Auto-detect zoom regions from code diffs:

```bash
cd $TOOLKIT
python3 tools/detect_focus.py \
  --config projects/MY_TUTORIAL/src/config/tutorial-config.ts \
  --output projects/MY_TUTORIAL/src/config/focus-regions.json
```

### Step 8: Extract Terminal Timing (optional)

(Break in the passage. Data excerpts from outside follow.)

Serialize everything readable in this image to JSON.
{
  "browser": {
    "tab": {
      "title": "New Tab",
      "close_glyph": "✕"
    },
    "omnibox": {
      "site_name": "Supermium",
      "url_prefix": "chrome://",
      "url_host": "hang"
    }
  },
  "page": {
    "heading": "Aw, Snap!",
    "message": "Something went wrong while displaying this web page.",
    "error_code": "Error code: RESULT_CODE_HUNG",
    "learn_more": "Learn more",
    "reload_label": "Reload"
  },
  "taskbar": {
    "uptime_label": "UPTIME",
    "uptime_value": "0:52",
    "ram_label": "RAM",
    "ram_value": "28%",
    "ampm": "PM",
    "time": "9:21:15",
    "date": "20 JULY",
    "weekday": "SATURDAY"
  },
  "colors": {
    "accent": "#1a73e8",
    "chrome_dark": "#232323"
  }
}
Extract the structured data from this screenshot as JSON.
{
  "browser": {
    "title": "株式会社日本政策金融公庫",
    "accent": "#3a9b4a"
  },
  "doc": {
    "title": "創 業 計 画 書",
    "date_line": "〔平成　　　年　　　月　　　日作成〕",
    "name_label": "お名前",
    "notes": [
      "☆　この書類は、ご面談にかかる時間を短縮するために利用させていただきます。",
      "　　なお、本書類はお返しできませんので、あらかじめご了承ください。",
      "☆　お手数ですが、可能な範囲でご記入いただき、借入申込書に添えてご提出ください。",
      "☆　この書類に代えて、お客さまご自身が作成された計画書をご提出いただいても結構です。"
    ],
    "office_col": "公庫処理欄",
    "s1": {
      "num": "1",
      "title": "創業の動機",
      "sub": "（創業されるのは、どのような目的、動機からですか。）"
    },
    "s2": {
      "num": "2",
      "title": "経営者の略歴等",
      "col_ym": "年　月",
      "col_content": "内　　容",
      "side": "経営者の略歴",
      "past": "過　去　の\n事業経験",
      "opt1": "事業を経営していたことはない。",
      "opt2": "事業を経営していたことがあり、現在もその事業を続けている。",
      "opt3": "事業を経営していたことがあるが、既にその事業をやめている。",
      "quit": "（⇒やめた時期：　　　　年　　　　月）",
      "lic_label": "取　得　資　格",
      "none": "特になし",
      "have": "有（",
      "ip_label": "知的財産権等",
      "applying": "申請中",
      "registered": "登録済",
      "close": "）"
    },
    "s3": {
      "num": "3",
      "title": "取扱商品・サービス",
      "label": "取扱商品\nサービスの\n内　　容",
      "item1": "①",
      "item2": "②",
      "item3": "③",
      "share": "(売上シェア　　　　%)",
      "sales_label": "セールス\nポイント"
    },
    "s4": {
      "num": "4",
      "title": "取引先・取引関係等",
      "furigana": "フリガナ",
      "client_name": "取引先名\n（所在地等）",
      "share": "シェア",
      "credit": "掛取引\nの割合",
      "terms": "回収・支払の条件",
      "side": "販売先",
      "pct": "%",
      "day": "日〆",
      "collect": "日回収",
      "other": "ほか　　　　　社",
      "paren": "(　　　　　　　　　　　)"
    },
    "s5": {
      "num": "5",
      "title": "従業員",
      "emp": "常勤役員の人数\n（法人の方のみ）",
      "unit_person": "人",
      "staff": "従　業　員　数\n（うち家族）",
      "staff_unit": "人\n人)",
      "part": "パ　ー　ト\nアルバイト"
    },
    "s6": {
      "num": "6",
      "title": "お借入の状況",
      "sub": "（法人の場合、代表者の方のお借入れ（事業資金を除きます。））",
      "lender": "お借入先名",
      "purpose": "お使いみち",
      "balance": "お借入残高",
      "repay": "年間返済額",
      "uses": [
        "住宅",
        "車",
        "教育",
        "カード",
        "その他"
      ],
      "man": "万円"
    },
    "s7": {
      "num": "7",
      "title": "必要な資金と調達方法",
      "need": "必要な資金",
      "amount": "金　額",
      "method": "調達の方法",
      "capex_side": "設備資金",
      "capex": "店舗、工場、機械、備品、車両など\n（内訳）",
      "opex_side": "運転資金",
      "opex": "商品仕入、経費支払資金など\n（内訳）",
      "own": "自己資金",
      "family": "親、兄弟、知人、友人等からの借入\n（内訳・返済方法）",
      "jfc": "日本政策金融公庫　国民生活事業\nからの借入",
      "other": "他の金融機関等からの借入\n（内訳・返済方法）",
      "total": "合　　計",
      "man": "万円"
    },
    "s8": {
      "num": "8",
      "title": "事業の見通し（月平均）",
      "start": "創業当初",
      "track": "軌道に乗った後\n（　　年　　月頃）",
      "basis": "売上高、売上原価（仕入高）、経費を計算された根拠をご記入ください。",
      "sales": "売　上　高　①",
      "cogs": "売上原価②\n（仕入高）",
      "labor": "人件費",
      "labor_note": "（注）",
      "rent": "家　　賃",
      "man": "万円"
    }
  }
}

Extract timing keyframes from `.cast` files for auto-generated pause points:

```bash
cd $TOOLKIT
python3 tools/cast_to_keyframes.py \
  --input projects/MY_TUTORIAL/recordings/01-setup.cast \
  --speed 1.5 \
  --max-idle 2.0 \
  --output projects/MY_TUTORIAL/src/config/cast-timing.json
```

### Step 9: Generate Background Music (optional)

```bash
cd $TOOLKIT
python3 tools/music_gen.py \
  --preset lofi \
  --duration 300 \
  --output projects/MY_TUTORIAL/public/audio/bg-music.mp3 \
  --cloud modal
```

Presets: `corporate-bg`, `upbeat-tech`, `ambient`, `dramatic`, `tension`, `hopeful`, `cta`, `lofi`.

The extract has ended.